Customer pressure could also force change. For example, French utility Engie has abandoned talks with US-based NextDecade over a proposed deal involving gas from the planned Rio Grande LNG terminal in South Texas. The move reportedly came following pressure from the French government – which has a 23.6% stake in the utility – to seek cleaner energy supplies instead, or at least gas with a lower flaring and emissions profile. That decision was taken despite NextDecade’s announcement – perhaps it sensed the way the wind was blowing – of plans to cut emissions by 90% initially and the rest later.

Other European buyers in Germany and Poland remain interested, but countries such as Ireland are falling into line behind France, by ruling out any LNG import projects that are intended to import fracked gas, such as US-based New Fortress Energy’s long-delayed Shannon regasification project.
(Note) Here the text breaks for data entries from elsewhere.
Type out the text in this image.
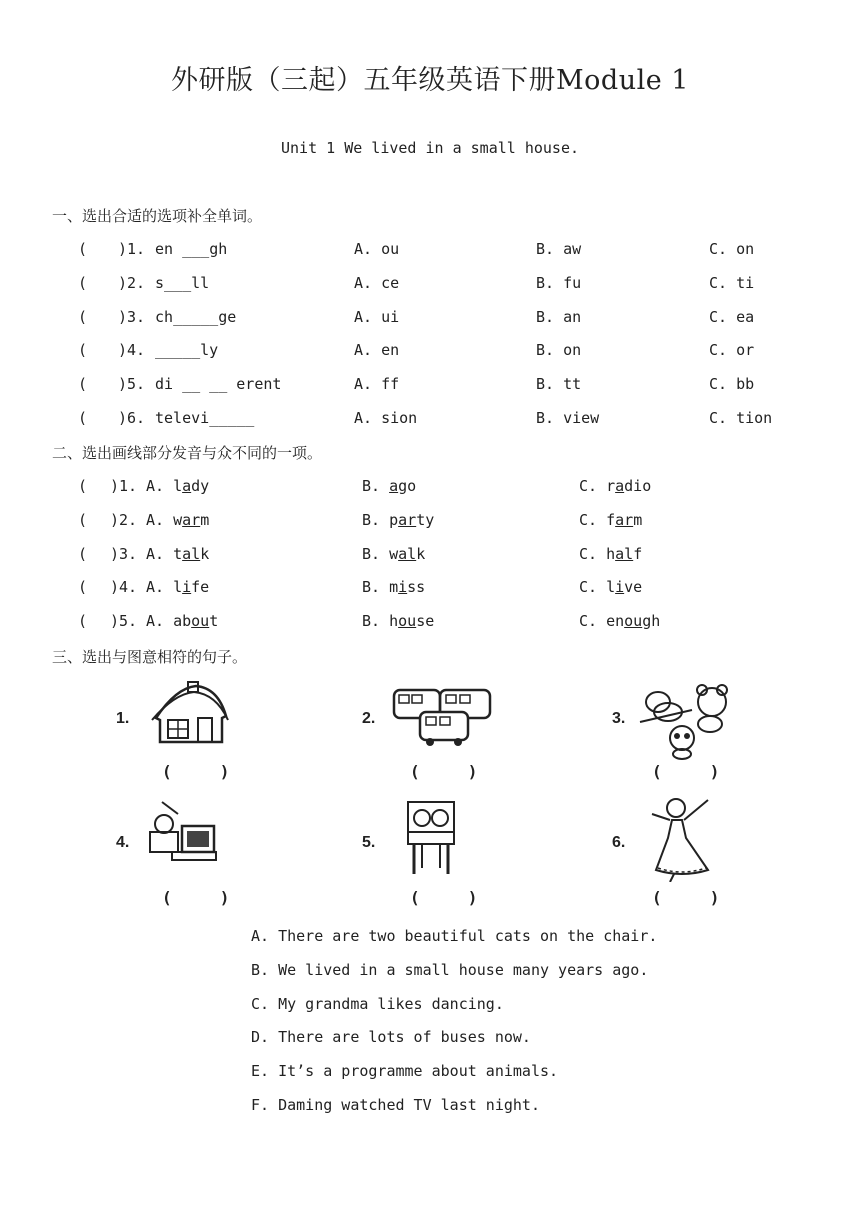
外研版（三起）五年级英语下册Module 1
Unit 1 We lived in a small house.
一、选出合适的选项补全单词。
( )1. en ___gh	A. ou	B. aw	C. on
( )2. s___ll	A. ce	B. fu	C. ti
( )3. ch_____ge	A. ui	B. an	C. ea
( )4. _____ly	A. en	B. on	C. or
( )5. di __ __ erent	A. ff	B. tt	C. bb
( )6. televi_____	A. sion	B. view	C. tion
二、选出画线部分发音与众不同的一项。
( )1. A. lady	B. ago	C. radio
( )2. A. warm	B. party	C. farm
( )3. A. talk	B. walk	C. half
( )4. A. life	B. miss	C. live
( )5. A. about	B. house	C. enough
三、选出与图意相符的句子。
1.
(     )
2.
(     )
3.
(     )
4.
(     )
5.
(     )
6.
(     )
A. There are two beautiful cats on the chair.
B. We lived in a small house many years ago.
C. My grandma likes dancing.
D. There are lots of buses now.
E. It’s a programme about animals.
F. Daming watched TV last night.
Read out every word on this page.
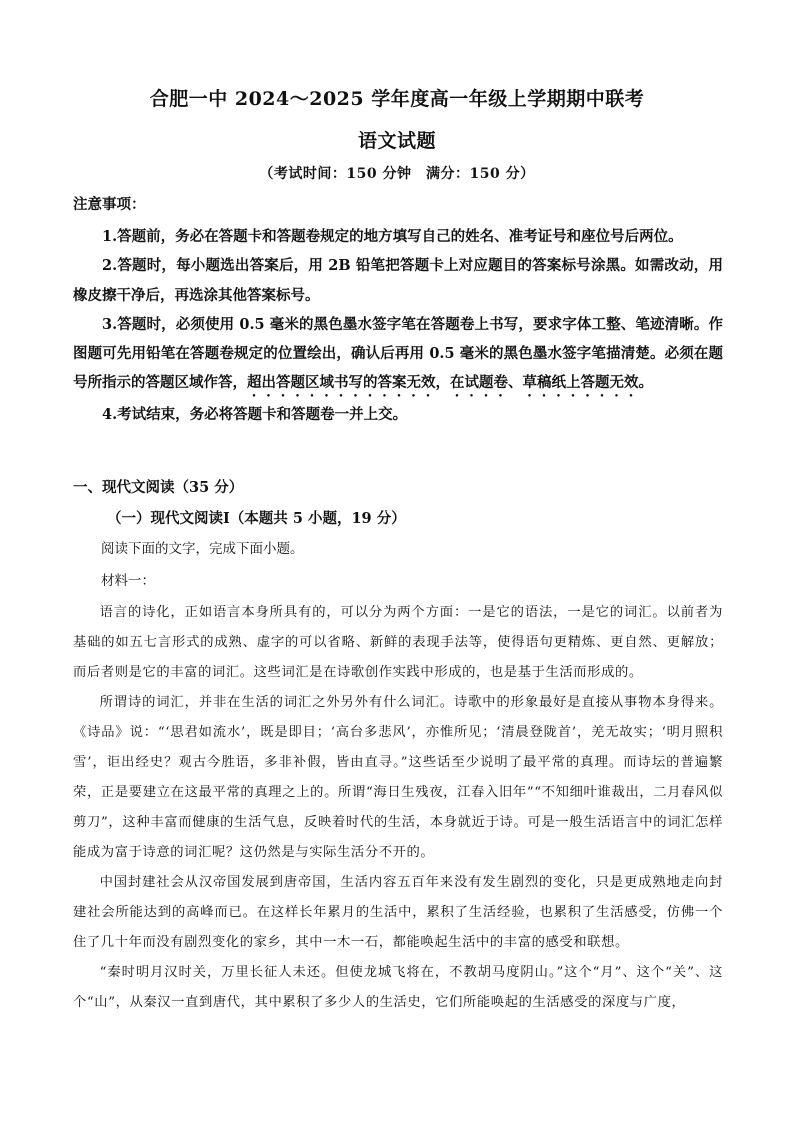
合肥一中 2024～2025 学年度高一年级上学期期中联考
语文试题
（考试时间：150 分钟　满分：150 分）
注意事项：

1.答题前，务必在答题卡和答题卷规定的地方填写自己的姓名、准考证号和座位号后两位。

2.答题时，每小题选出答案后，用 2B 铅笔把答题卡上对应题目的答案标号涂黑。如需改动，用橡皮擦干净后，再选涂其他答案标号。

3.答题时，必须使用 0.5 毫米的黑色墨水签字笔在答题卷上书写，要求字体工整、笔迹清晰。作图题可先用铅笔在答题卷规定的位置绘出，确认后再用 0.5 毫米的黑色墨水签字笔描清楚。必须在题号所指示的答题区域作答，超出答题区域书写的答案无效，在试题卷、草稿纸上答题无效。

4.考试结束，务必将答题卡和答题卷一并上交。

一、现代文阅读（35 分）
（一）现代文阅读Ⅰ（本题共 5 小题，19 分）
阅读下面的文字，完成下面小题。
材料一：

语言的诗化，正如语言本身所具有的，可以分为两个方面：一是它的语法，一是它的词汇。以前者为基础的如五七言形式的成熟、虚字的可以省略、新鲜的表现手法等，使得语句更精炼、更自然、更解放；而后者则是它的丰富的词汇。这些词汇是在诗歌创作实践中形成的，也是基于生活而形成的。

所谓诗的词汇，并非在生活的词汇之外另外有什么词汇。诗歌中的形象最好是直接从事物本身得来。《诗品》说：“‘思君如流水’，既是即目；‘高台多悲风’，亦惟所见；‘清晨登陇首’，羌无故实；‘明月照积雪’，讵出经史？观古今胜语，多非补假，皆由直寻。”这些话至少说明了最平常的真理。而诗坛的普遍繁荣，正是要建立在这最平常的真理之上的。所谓“海日生残夜，江春入旧年”“不知细叶谁裁出，二月春风似剪刀”，这种丰富而健康的生活气息，反映着时代的生活，本身就近于诗。可是一般生活语言中的词汇怎样能成为富于诗意的词汇呢？这仍然是与实际生活分不开的。

中国封建社会从汉帝国发展到唐帝国，生活内容五百年来没有发生剧烈的变化，只是更成熟地走向封建社会所能达到的高峰而已。在这样长年累月的生活中，累积了生活经验，也累积了生活感受，仿佛一个住了几十年而没有剧烈变化的家乡，其中一木一石，都能唤起生活中的丰富的感受和联想。

“秦时明月汉时关，万里长征人未还。但使龙城飞将在，不教胡马度阴山。”这个“月”、这个“关”、这个“山”，从秦汉一直到唐代，其中累积了多少人的生活史，它们所能唤起的生活感受的深度与广度，
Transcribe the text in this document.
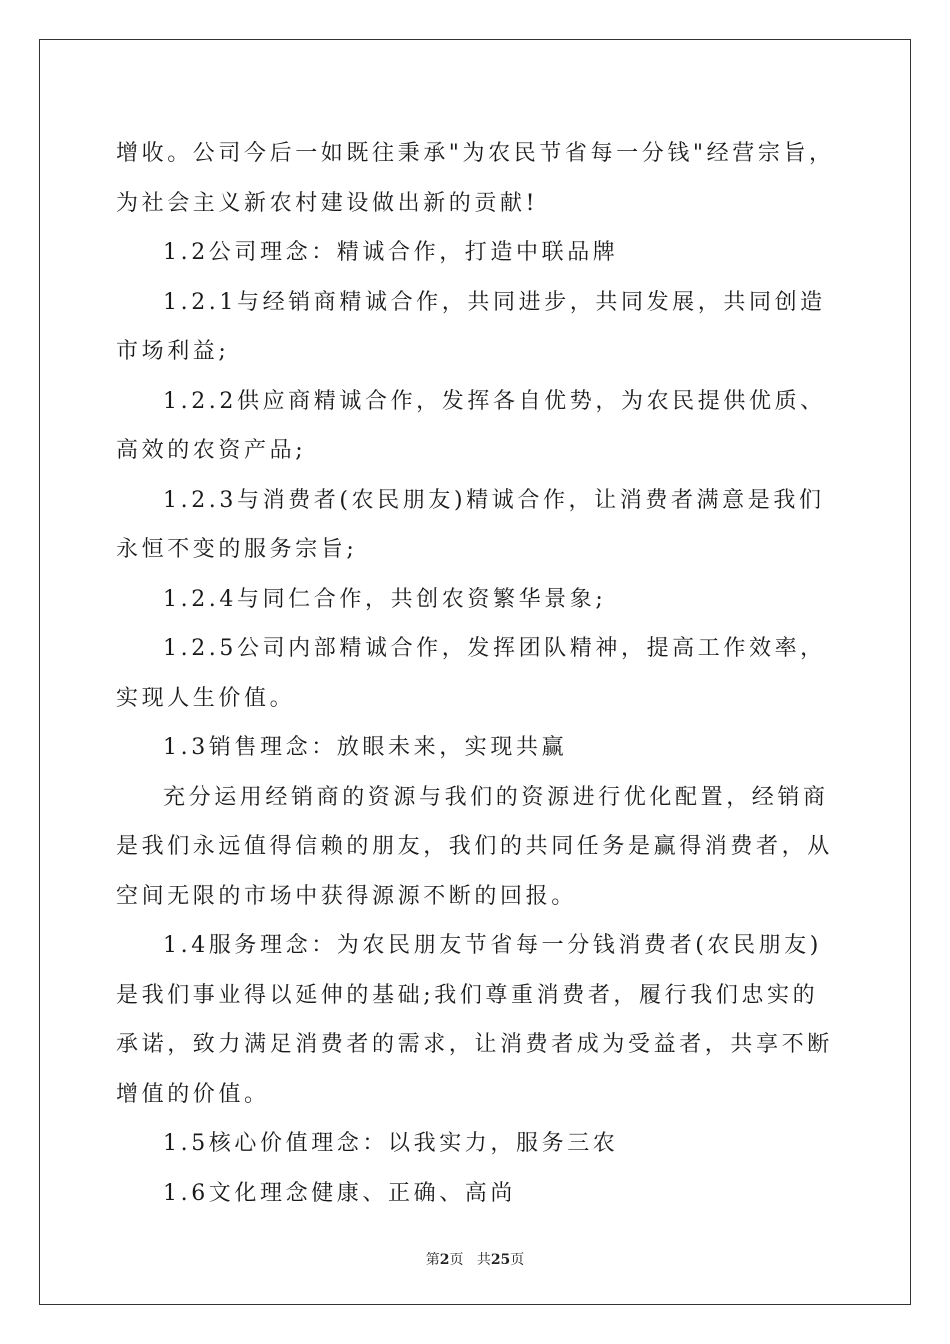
增收。公司今后一如既往秉承"为农民节省每一分钱"经营宗旨，为社会主义新农村建设做出新的贡献!

1.2公司理念：精诚合作，打造中联品牌

1.2.1与经销商精诚合作，共同进步，共同发展，共同创造市场利益;

1.2.2供应商精诚合作，发挥各自优势，为农民提供优质、高效的农资产品;

1.2.3与消费者(农民朋友)精诚合作，让消费者满意是我们永恒不变的服务宗旨;

1.2.4与同仁合作，共创农资繁华景象;

1.2.5公司内部精诚合作，发挥团队精神，提高工作效率，实现人生价值。

1.3销售理念：放眼未来，实现共赢

充分运用经销商的资源与我们的资源进行优化配置，经销商是我们永远值得信赖的朋友，我们的共同任务是赢得消费者，从空间无限的市场中获得源源不断的回报。

1.4服务理念：为农民朋友节省每一分钱消费者(农民朋友)是我们事业得以延伸的基础;我们尊重消费者，履行我们忠实的承诺，致力满足消费者的需求，让消费者成为受益者，共享不断增值的价值。

1.5核心价值理念：以我实力，服务三农

1.6文化理念健康、正确、高尚

第2页 共25页
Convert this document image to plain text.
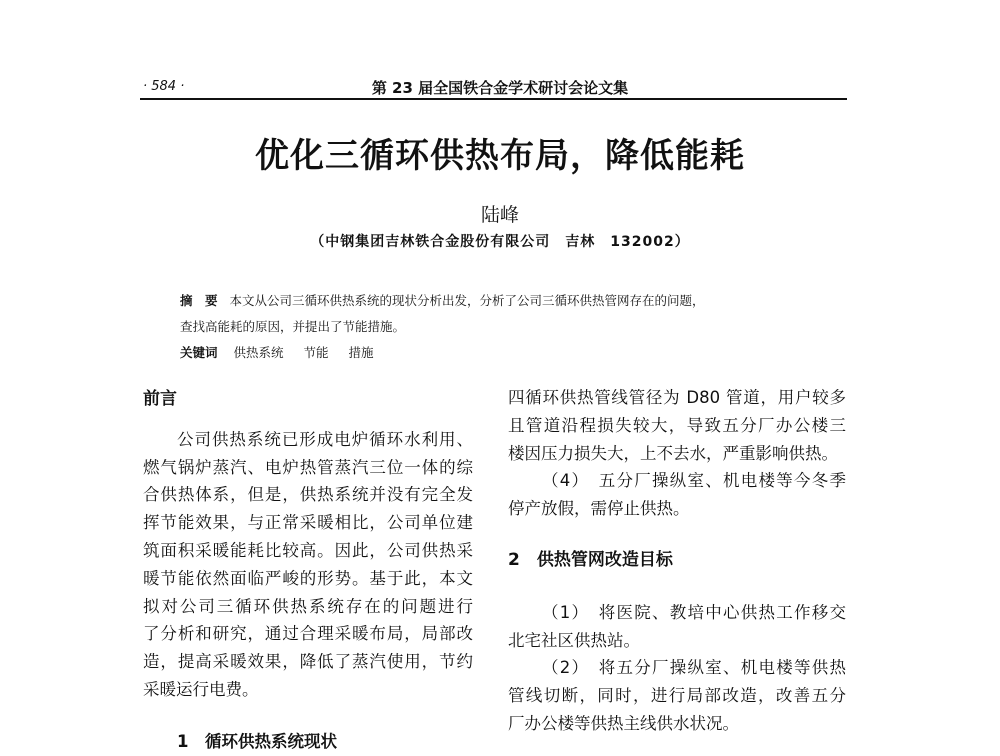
· 584 ·	第 23 届全国铁合金学术研讨会论文集
优化三循环供热布局，降低能耗
陆峰
（中钢集团吉林铁合金股份有限公司　吉林　132002）
摘　要 本文从公司三循环供热系统的现状分析出发，分析了公司三循环供热管网存在的问题，
查找高能耗的原因，并提出了节能措施。
关键词 供热系统 节能 措施
前言
公司供热系统已形成电炉循环水利用、
燃气锅炉蒸汽、电炉热管蒸汽三位一体的综
合供热体系，但是，供热系统并没有完全发
挥节能效果，与正常采暖相比，公司单位建
筑面积采暖能耗比较高。因此，公司供热采
暖节能依然面临严峻的形势。基于此，本文
拟对公司三循环供热系统存在的问题进行
了分析和研究，通过合理采暖布局，局部改
造，提高采暖效果，降低了蒸汽使用，节约
采暖运行电费。
1　循环供热系统现状
四循环供热管线管径为 D80 管道，用户较多
且管道沿程损失较大，导致五分厂办公楼三
楼因压力损失大，上不去水，严重影响供热。
（4）　五分厂操纵室、机电楼等今冬季
停产放假，需停止供热。
2　供热管网改造目标
（1）　将医院、教培中心供热工作移交
北宅社区供热站。
（2）　将五分厂操纵室、机电楼等供热
管线切断，同时，进行局部改造，改善五分
厂办公楼等供热主线供水状况。
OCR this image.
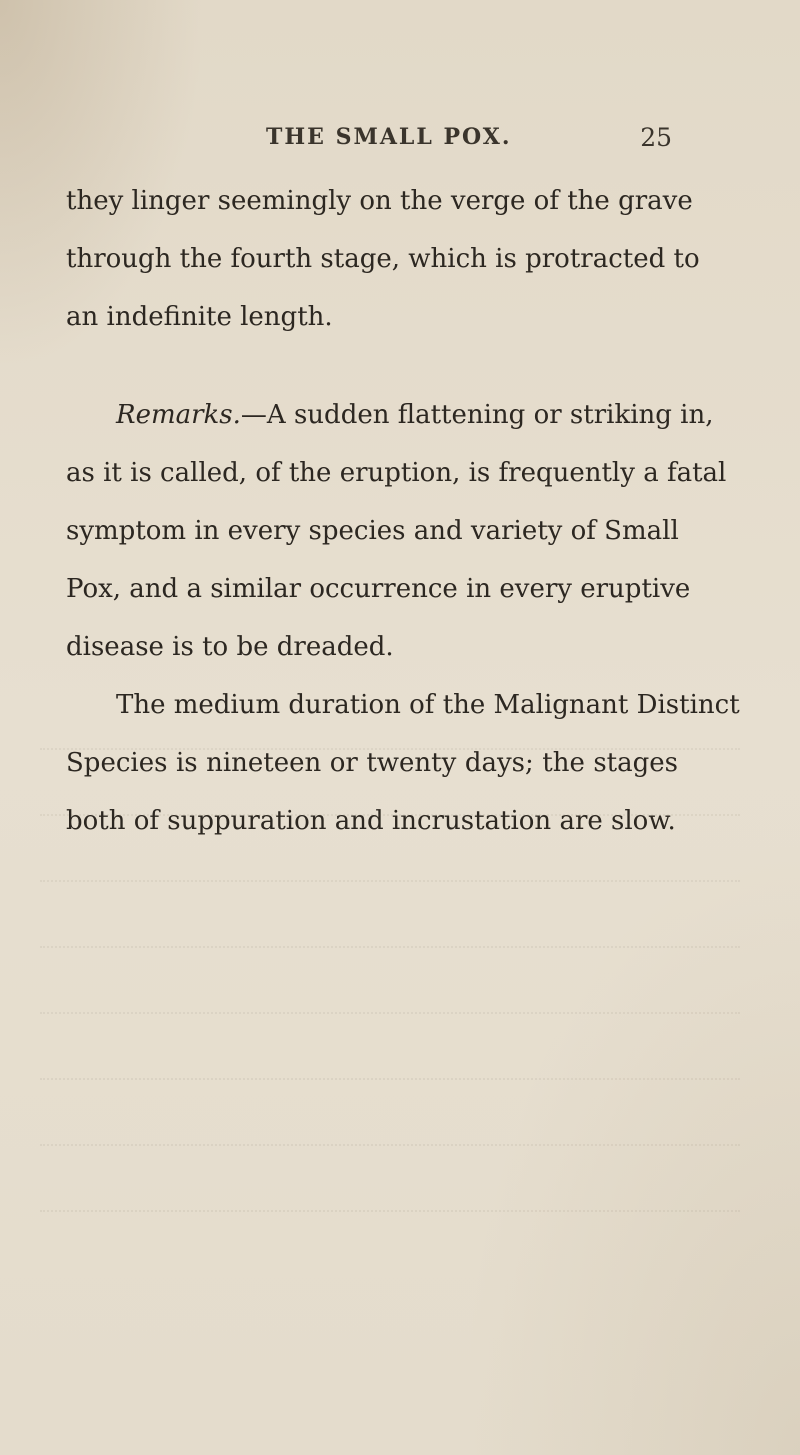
THE SMALL POX.	25
they linger seemingly on the verge of the grave
through the fourth stage, which is protracted to
an indefinite length.
Remarks.—A sudden flattening or striking in,
as it is called, of the eruption, is frequently a fatal
symptom in every species and variety of Small
Pox, and a similar occurrence in every eruptive
disease is to be dreaded.
The medium duration of the Malignant Distinct
Species is nineteen or twenty days; the stages
both of suppuration and incrustation are slow.
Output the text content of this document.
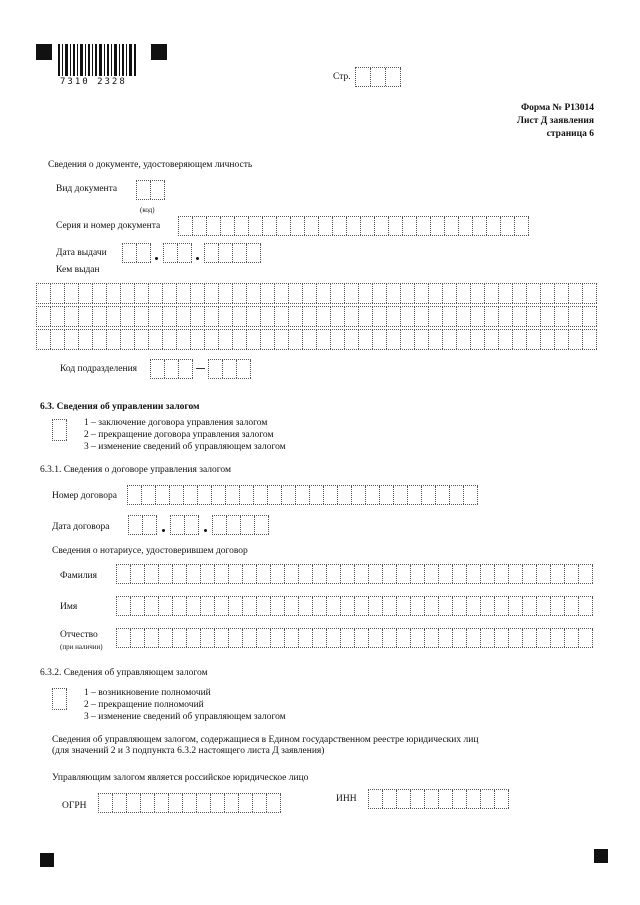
7310 2328	Стр.
Форма № Р13014
Лист Д заявления
страница 6
Сведения о документе, удостоверяющем личность
Вид документа
(код)
Серия и номер документа
Дата выдачи
Кем выдан
Код подразделения
6.3. Сведения об управлении залогом
1 – заключение договора управления залогом
2 – прекращение договора управления залогом
3 – изменение сведений об управляющем залогом
6.3.1. Сведения о договоре управления залогом
Номер договора
Дата договора
Сведения о нотариусе, удостоверившем договор
Фамилия
Имя
Отчество
(при наличии)
6.3.2. Сведения об управляющем залогом
1 – возникновение полномочий
2 – прекращение полномочий
3 – изменение сведений об управляющем залогом
Сведения об управляющем залогом, содержащиеся в Едином государственном реестре юридических лиц
(для значений 2 и 3 подпункта 6.3.2 настоящего листа Д заявления)
Управляющим залогом является российское юридическое лицо
ОГРН
ИНН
India represents one bright spot for demand, with the prime minister, Narendra Modi, in September repeating his aim to raise the share of natural gas in its energy-consumption mix by up to four times, from about 6% of the total today. Gas is seen as particularly useful for clearing up polluted city air and displacing diesel in transportation.

If they are to avert the further decline of gas, Wood Mackenzie believes developers and investors need to consider three key areas: sustainability, price and new sources of capital. Sustainability is becoming the mantra across the industry, with carbon mitigation and ESG increasingly at the heart of decision making. Sustainability investments include reduction in venting, leakage and fugitive emissions, use of renewables to power LNG facilities, carbon offsetting, CCUS technology for high CO2 fields and liquefaction; and partnering with end-users to reduce emissions, as in India.